The island could introduce enhanced cashback, where a customer doesn’t have to make a purchase, which could be an alternative to an ATM in some locations.

Enterprise Minister Tim Johnston MHK says this is not currently available in the Isle of Man but could update its legislation to align with the UK, which facilitates this service.

He said that this ‘could be seen as an alternative to the provision of ATMs where there are retail outlets present to facilitate the service’.

The minister added: ‘Retail outlets would need to sign up for the service, the enticement being they receive a small fee per transaction.

‘This service differs from current cash back system, as it is cash withdrawal directly from an account rather than an enhanced payment for a product. Retailers will require an additional bit of kit to their existing payment terminals.

‘Discussions are underway with PayPoint which provides this service in the UK.

‘This might serve those communities that aren’t busy enough for an ATM. The intent would be to approach retailers/businesses in these areas to identify possible participants.

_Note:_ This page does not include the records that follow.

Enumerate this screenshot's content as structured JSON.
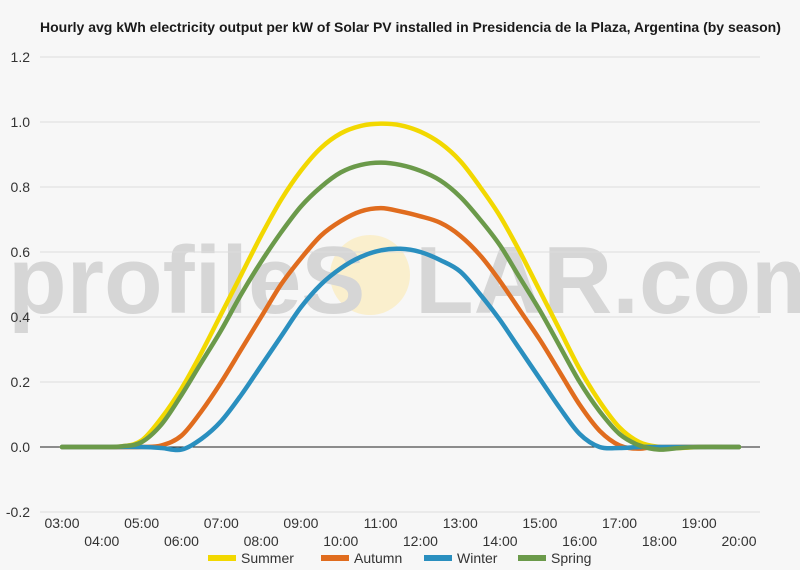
{
  "chart_data": {
    "type": "line",
    "title": "Hourly avg kWh electricity output per kW of Solar PV installed in Presidencia de la Plaza, Argentina (by season)",
    "watermark": {
      "left": "profileS",
      "right": "LAR.com"
    },
    "x_tick_labels": [
      "03:00",
      "04:00",
      "05:00",
      "06:00",
      "07:00",
      "08:00",
      "09:00",
      "10:00",
      "11:00",
      "12:00",
      "13:00",
      "14:00",
      "15:00",
      "16:00",
      "17:00",
      "18:00",
      "19:00",
      "20:00"
    ],
    "y_ticks": [
      -0.2,
      0.0,
      0.2,
      0.4,
      0.6,
      0.8,
      1.0,
      1.2
    ],
    "y_tick_labels": [
      "-0.2",
      "0.0",
      "0.2",
      "0.4",
      "0.6",
      "0.8",
      "1.0",
      "1.2"
    ],
    "ylim": [
      -0.2,
      1.2
    ],
    "xlim": [
      3,
      20
    ],
    "grid": true,
    "legend_position": "bottom",
    "series": [
      {
        "name": "Summer",
        "color": "#f2d800",
        "points": [
          [
            3,
            0
          ],
          [
            4,
            0
          ],
          [
            4.5,
            0.002
          ],
          [
            5,
            0.02
          ],
          [
            5.5,
            0.09
          ],
          [
            6,
            0.18
          ],
          [
            6.5,
            0.29
          ],
          [
            7,
            0.41
          ],
          [
            7.5,
            0.53
          ],
          [
            8,
            0.65
          ],
          [
            8.5,
            0.76
          ],
          [
            9,
            0.85
          ],
          [
            9.5,
            0.92
          ],
          [
            10,
            0.965
          ],
          [
            10.5,
            0.988
          ],
          [
            11,
            0.995
          ],
          [
            11.5,
            0.99
          ],
          [
            12,
            0.97
          ],
          [
            12.5,
            0.935
          ],
          [
            13,
            0.88
          ],
          [
            13.5,
            0.8
          ],
          [
            14,
            0.71
          ],
          [
            14.5,
            0.6
          ],
          [
            15,
            0.48
          ],
          [
            15.5,
            0.36
          ],
          [
            16,
            0.24
          ],
          [
            16.5,
            0.14
          ],
          [
            17,
            0.06
          ],
          [
            17.5,
            0.015
          ],
          [
            18,
            0
          ],
          [
            18.5,
            -0.003
          ],
          [
            19,
            0
          ],
          [
            20,
            0
          ]
        ]
      },
      {
        "name": "Autumn",
        "color": "#e06c1e",
        "points": [
          [
            3,
            0
          ],
          [
            4,
            0
          ],
          [
            5,
            0
          ],
          [
            5.5,
            0.005
          ],
          [
            6,
            0.035
          ],
          [
            6.5,
            0.11
          ],
          [
            7,
            0.2
          ],
          [
            7.5,
            0.3
          ],
          [
            8,
            0.4
          ],
          [
            8.5,
            0.5
          ],
          [
            9,
            0.58
          ],
          [
            9.5,
            0.65
          ],
          [
            10,
            0.695
          ],
          [
            10.5,
            0.725
          ],
          [
            11,
            0.735
          ],
          [
            11.5,
            0.725
          ],
          [
            12,
            0.71
          ],
          [
            12.5,
            0.69
          ],
          [
            13,
            0.65
          ],
          [
            13.5,
            0.59
          ],
          [
            14,
            0.51
          ],
          [
            14.5,
            0.42
          ],
          [
            15,
            0.33
          ],
          [
            15.5,
            0.23
          ],
          [
            16,
            0.13
          ],
          [
            16.5,
            0.05
          ],
          [
            17,
            0.005
          ],
          [
            17.5,
            -0.005
          ],
          [
            18,
            0
          ],
          [
            20,
            0
          ]
        ]
      },
      {
        "name": "Winter",
        "color": "#2a8fbf",
        "points": [
          [
            3,
            0
          ],
          [
            4,
            0
          ],
          [
            5,
            0
          ],
          [
            5.5,
            -0.003
          ],
          [
            6,
            -0.008
          ],
          [
            6.5,
            0.025
          ],
          [
            7,
            0.08
          ],
          [
            7.5,
            0.16
          ],
          [
            8,
            0.25
          ],
          [
            8.5,
            0.34
          ],
          [
            9,
            0.43
          ],
          [
            9.5,
            0.5
          ],
          [
            10,
            0.55
          ],
          [
            10.5,
            0.585
          ],
          [
            11,
            0.605
          ],
          [
            11.5,
            0.61
          ],
          [
            12,
            0.6
          ],
          [
            12.5,
            0.575
          ],
          [
            13,
            0.54
          ],
          [
            13.5,
            0.47
          ],
          [
            14,
            0.39
          ],
          [
            14.5,
            0.3
          ],
          [
            15,
            0.21
          ],
          [
            15.5,
            0.12
          ],
          [
            16,
            0.04
          ],
          [
            16.5,
            0
          ],
          [
            17,
            -0.003
          ],
          [
            17.5,
            0
          ],
          [
            18,
            0
          ],
          [
            20,
            0
          ]
        ]
      },
      {
        "name": "Spring",
        "color": "#6b9a4a",
        "points": [
          [
            3,
            0
          ],
          [
            4,
            0
          ],
          [
            4.5,
            0.002
          ],
          [
            5,
            0.015
          ],
          [
            5.5,
            0.07
          ],
          [
            6,
            0.16
          ],
          [
            6.5,
            0.26
          ],
          [
            7,
            0.36
          ],
          [
            7.5,
            0.47
          ],
          [
            8,
            0.57
          ],
          [
            8.5,
            0.66
          ],
          [
            9,
            0.74
          ],
          [
            9.5,
            0.8
          ],
          [
            10,
            0.845
          ],
          [
            10.5,
            0.868
          ],
          [
            11,
            0.875
          ],
          [
            11.5,
            0.868
          ],
          [
            12,
            0.85
          ],
          [
            12.5,
            0.82
          ],
          [
            13,
            0.77
          ],
          [
            13.5,
            0.7
          ],
          [
            14,
            0.62
          ],
          [
            14.5,
            0.52
          ],
          [
            15,
            0.42
          ],
          [
            15.5,
            0.31
          ],
          [
            16,
            0.2
          ],
          [
            16.5,
            0.11
          ],
          [
            17,
            0.04
          ],
          [
            17.5,
            0.005
          ],
          [
            18,
            -0.008
          ],
          [
            18.5,
            -0.003
          ],
          [
            19,
            0
          ],
          [
            20,
            0
          ]
        ]
      }
    ]
  }
}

‘If this is determined to be a viable option, the department will consult and work with the Financial Services Authority and Treasury to facilitate the implementation of the option on island.’

This was in answer to a written question posed by Douglas South MHK Sarah Maltby, who wanted an update on the progress made with the Access to Cash report published in January last year.


Mr Johnston said: ‘The department is currently in the information gathering and analysis phase in order to identify specific issues that may require addressing, recognising that the report, whilst engaging with the banks and certain businesses, did not engage with the public in general.’

In terms of ATM network assessment, the DfE is continuing to liaise with local banks and LINK, the UK’s largest cash machine network, connecting virtually all the UK’s ATMs including those in the island.

‘LINK have conducted an assessment in various locations around the island to see if any location warrants the installation, funded completely by LINK, of a free to access ATM. There are certain criteria that LINK use when making the assessment,’ Mr Johnston said.

‘It concluded that Port St Mary met their criteria and a new free-access ATM has been installed there.’

Two surveys have been developed to assess the views of businesses and individuals on their preferences and day-to-day issues with using and accessing cash.

‘These surveys will assist in determining the range of any possible intervention that may be required and in what areas,’ the minister added.

The business survey will be sent out ‘in the next fortnight’.

Meanwhile, banking hubs, a shared bank space that’s similar to a traditional bank but available to everyone, are also a consideration for DfE.

The hubs consist of a counter service operated by UK Post Office staff, where customers of any bank can withdraw and deposit cash, make bill payments and carry out regular banking transactions.

Mr Johnston continued: ‘It could be useful to help determine whether or not a banking hub or variation thereof could be viable or if indeed it is required.

‘Further information will be required before a realistic assessment can be completed. That information will be provided through the surveys.

‘Discussions have been held with the local banking groups on the subject of banking hubs.

‘Banking hubs in locations where there are currently no bank branches could prove difficult to establish as demand for branch based services is already viewed as low in these areas and branch banking is available in nearby locations.’

For cash management, the department has received advice from Treasury that the current levels (December 22) of cash circulating in the economy is approximately £78.954m, with an additional £0.5m of withdrawn currency remaining in circulation.

Mr Johnston added: ‘Historic data shows that this is slightly down on the figure for the previous period, but has recovered since the pandemic, when significantly less cash was in circulation.’

He explained that the banks have indicated that they do not hold reserves of cash over what they would normally hold, suggesting that ‘normal’ amounts of cash are circulating.

This means the use of cash within the economy ‘has not changed significantly since the end of the pandemic’.